The familiar repetition of this imposition on the ‘public’ reflects their perceived status as ‘servants’, not to mention an arrogance towards (if not ignorance of) the real substance of compensation management.
Reproduced in the Annual Estimates (2014) are bona fide categories of public servants distributed over fourteen job grades. These are –
- i) Administrative
- ii) Senior Technical
iii) Other Technical & Craft Skilled
- iv) Clerical & Other Support
- v) Semi-skilled Operatives & Unskilled
The 14-grade job structure must by now be about three decades old, and has been progressively honoured in the breach. Not only have the 14 salary bands been rendered meaningless by the simplistic application of across-the-board increases, but also the system has been polluted by the exponential use of the device of recruiting persons on a contract basis, and ignoring relevant scales in the process.
So that in the last decade or more the category of ‘contracted employees’ has been formally added to those mentioned above.
Perhaps the more fundamental implication is the absence of a much needed job evaluation exercise to take account of the varying values of new jobs that several new technologies have created in the last two decades. The absence of any such central direction is compounded by the freedom (or licence) with which individual agencies can and do have to employ ‘contracted employees’ amongst others, thus increasingly rendering the Public Service Commission, for example, quite irrelevant of its purpose.
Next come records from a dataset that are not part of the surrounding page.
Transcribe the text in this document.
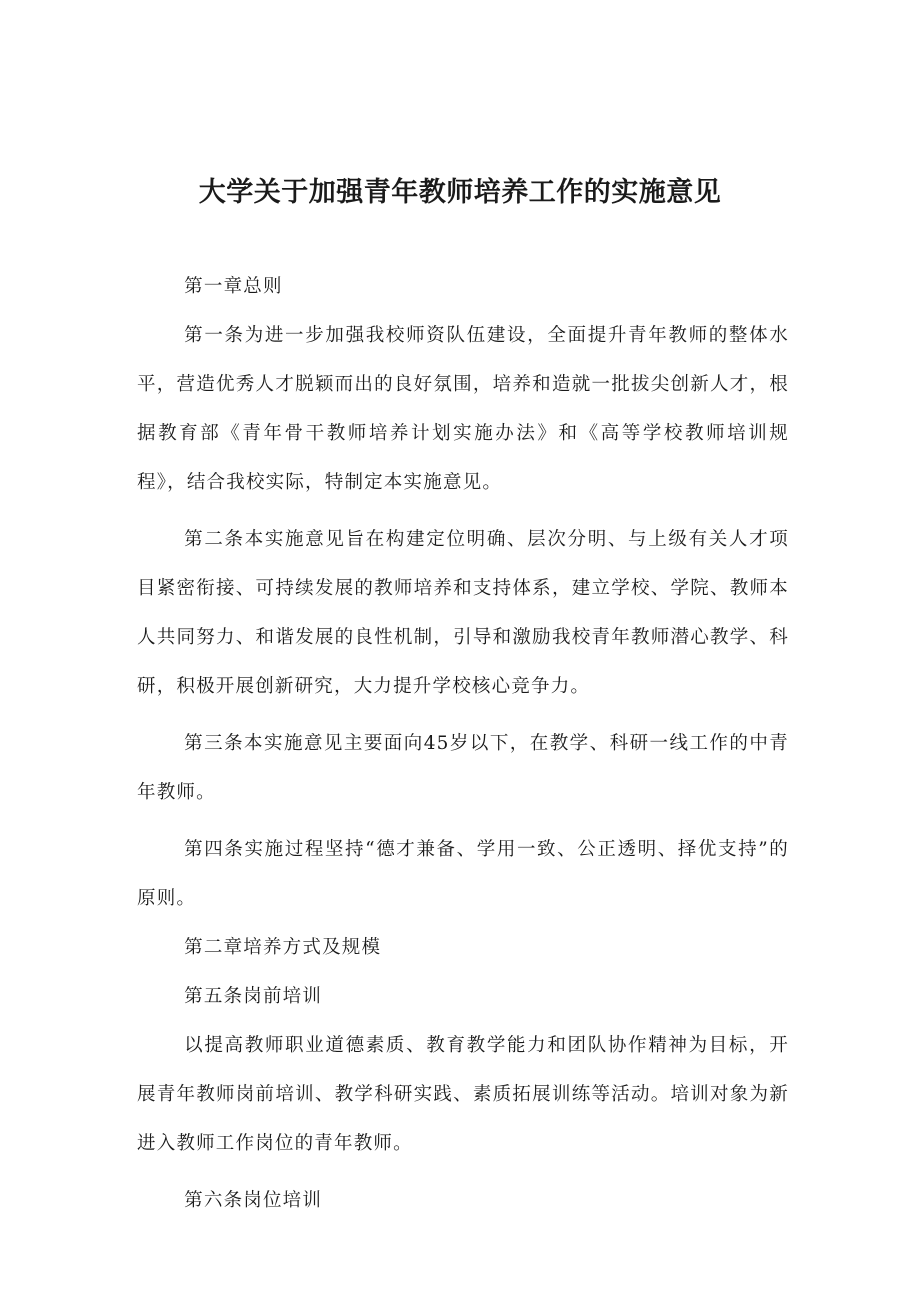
大学关于加强青年教师培养工作的实施意见

第一章总则

第一条为进一步加强我校师资队伍建设，全面提升青年教师的整体水平，营造优秀人才脱颖而出的良好氛围，培养和造就一批拔尖创新人才，根据教育部《青年骨干教师培养计划实施办法》和《高等学校教师培训规程》，结合我校实际，特制定本实施意见。

第二条本实施意见旨在构建定位明确、层次分明、与上级有关人才项目紧密衔接、可持续发展的教师培养和支持体系，建立学校、学院、教师本人共同努力、和谐发展的良性机制，引导和激励我校青年教师潜心教学、科研，积极开展创新研究，大力提升学校核心竞争力。

第三条本实施意见主要面向45岁以下，在教学、科研一线工作的中青年教师。

第四条实施过程坚持“德才兼备、学用一致、公正透明、择优支持”的原则。

第二章培养方式及规模

第五条岗前培训

以提高教师职业道德素质、教育教学能力和团队协作精神为目标，开展青年教师岗前培训、教学科研实践、素质拓展训练等活动。培训对象为新进入教师工作岗位的青年教师。

第六条岗位培训
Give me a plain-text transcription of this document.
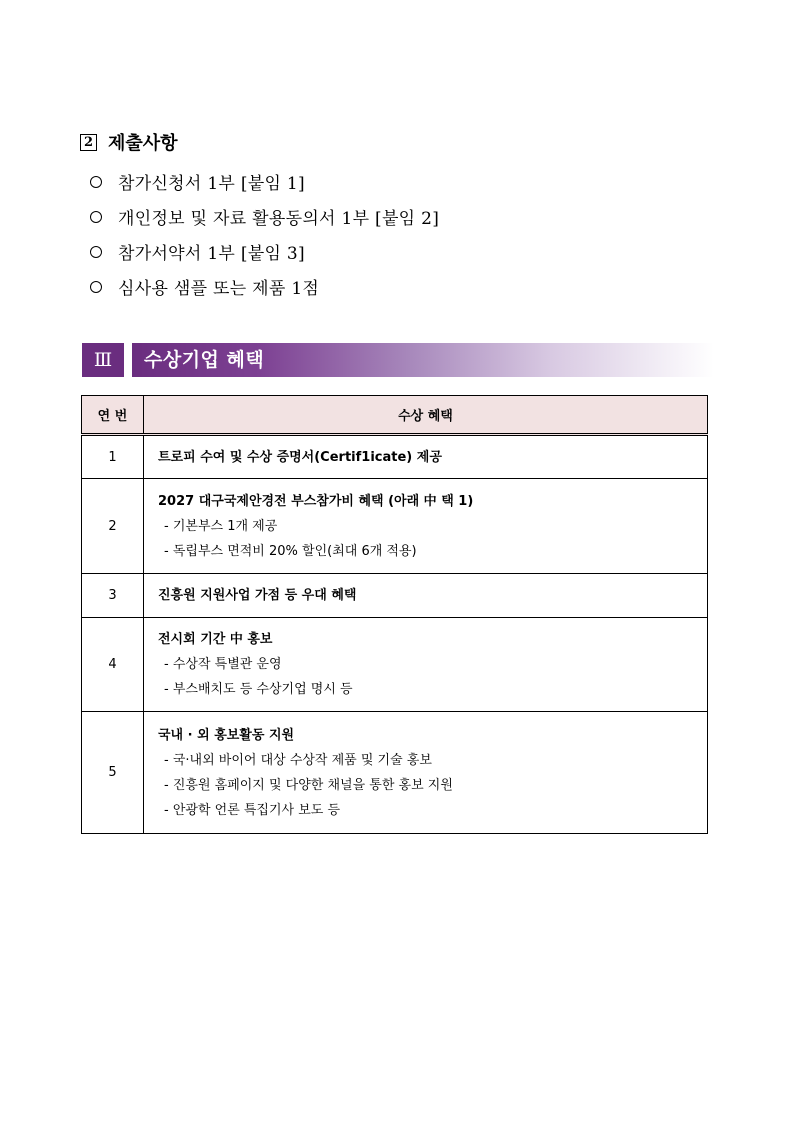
2 제출사항
참가신청서 1부 [붙임 1]
개인정보 및 자료 활용동의서 1부 [붙임 2]
참가서약서 1부 [붙임 3]
심사용 샘플 또는 제품 1점
Ⅲ	수상기업 혜택
연 번	수상 혜택
1	트로피 수여 및 수상 증명서(Certif1icate) 제공

2	2027 대구국제안경전 부스참가비 혜택 (아래 中 택 1)
- 기본부스 1개 제공
- 독립부스 면적비 20% 할인(최대 6개 적용)

3	진흥원 지원사업 가점 등 우대 혜택

4	전시회 기간 中 홍보
- 수상작 특별관 운영
- 부스배치도 등 수상기업 명시 등

5	국내 · 외 홍보활동 지원
- 국·내외 바이어 대상 수상작 제품 및 기술 홍보
- 진흥원 홈페이지 및 다양한 채널을 통한 홍보 지원
- 안광학 언론 특집기사 보도 등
The practice of employing contracted employees is so pervasive that it is not identifiable in the official Estimates at which level of employment the recruits are placed. Once again the 14-grade job structure becomes irrelevant. It is overtaken by the application of the theory of relativity, that is, looking after one’s relatives (and friends).
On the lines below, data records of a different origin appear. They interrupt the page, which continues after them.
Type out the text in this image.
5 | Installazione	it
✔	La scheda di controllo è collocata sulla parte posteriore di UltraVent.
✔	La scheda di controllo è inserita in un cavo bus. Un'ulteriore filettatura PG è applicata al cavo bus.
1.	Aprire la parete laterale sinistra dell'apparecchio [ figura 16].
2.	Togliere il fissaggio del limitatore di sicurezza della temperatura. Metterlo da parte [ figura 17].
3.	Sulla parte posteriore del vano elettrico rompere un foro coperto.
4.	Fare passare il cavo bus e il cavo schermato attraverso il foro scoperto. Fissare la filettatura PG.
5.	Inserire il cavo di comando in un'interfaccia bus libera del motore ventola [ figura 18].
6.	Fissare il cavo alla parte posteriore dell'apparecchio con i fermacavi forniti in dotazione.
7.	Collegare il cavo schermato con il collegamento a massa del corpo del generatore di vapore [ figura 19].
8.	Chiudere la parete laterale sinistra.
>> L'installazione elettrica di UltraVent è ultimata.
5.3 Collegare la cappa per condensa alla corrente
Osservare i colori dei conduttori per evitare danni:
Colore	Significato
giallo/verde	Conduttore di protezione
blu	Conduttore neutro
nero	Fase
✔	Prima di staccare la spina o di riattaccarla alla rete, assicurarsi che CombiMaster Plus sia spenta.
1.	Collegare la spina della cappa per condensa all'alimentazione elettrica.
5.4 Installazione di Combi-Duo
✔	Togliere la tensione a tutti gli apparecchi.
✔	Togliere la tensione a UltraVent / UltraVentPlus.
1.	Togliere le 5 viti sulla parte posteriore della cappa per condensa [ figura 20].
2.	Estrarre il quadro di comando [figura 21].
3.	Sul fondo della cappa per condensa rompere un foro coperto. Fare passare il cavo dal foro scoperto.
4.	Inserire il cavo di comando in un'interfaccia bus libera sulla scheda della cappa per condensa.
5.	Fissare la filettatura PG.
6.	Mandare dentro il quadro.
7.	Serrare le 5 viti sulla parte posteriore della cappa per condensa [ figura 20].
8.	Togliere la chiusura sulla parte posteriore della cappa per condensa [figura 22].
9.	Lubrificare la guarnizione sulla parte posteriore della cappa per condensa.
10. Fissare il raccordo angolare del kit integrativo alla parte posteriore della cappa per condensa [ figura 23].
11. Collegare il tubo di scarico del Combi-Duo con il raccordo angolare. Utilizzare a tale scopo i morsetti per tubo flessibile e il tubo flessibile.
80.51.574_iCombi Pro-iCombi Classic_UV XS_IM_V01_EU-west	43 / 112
Amongst the myriad other significant defects in this perjured exercise is the flagrant non-recognition of the different levels of productivity over a specific work period, so that the across-the-board imposition makes no distinction between those who perform beyond the call of duty, and the regular absentee office assistant. This constitutes a level of insensitivity that invites the strongest condemnation.
There is therefore none of the traditional performance incremental reward, measureable against specific job descriptions, if at all they exist. The result of the imposition is merely the adjustment of the minima and maxima of scales that are in fact not utilised. Consequently those public servants who were recruited at the minimum of a scale of ten years ago would be earning exactly the same salary as the recruit in 2014 – at the minimum.Space does not provide opportunity to amplify on other fault lines, so that it is most inadequate to observe this travesty of justice as just a ‘freck’ as pronounced by one politician, clearly admitting a lack of appreciation of the scale of the inequity and iniquity of the issue.
But for the time being public servants, their employers, and their clients at large, need to be reminded of the virtual deconstruction of the public service through the recruitment of ‘contracted employees’, who are not necessarily constrained by the maximum of a given salary scale, but on the other hand benefit from receipt of a gratuity (non-taxable) in lieu of pension of 22.5% of basic salary payable every six months. This adds up to an increase of 45% on annual salary.
Some numbers may help to put the problem in starker perspective. For example the following should speak for themselves:
Obviously a few agencies like GPHC, Gecom, the Supreme Court and others have been omitted; while the Regional Administration deserves separate and more detailed attention, if only to reflect the wide scope of authority delegated to the regions in the area of recruitment.
What has been reflected is a significant, if not yet complete deconstruction of the ‘public service’ as once known. It is now a muddled mismanagement of human resources understood by few, if any; one that has palpably failed to keep the pious undertakings given during more than one elaborate overseas consultancy to professionalise a modern public service that would be productive and satisfy normal organisational management expectations.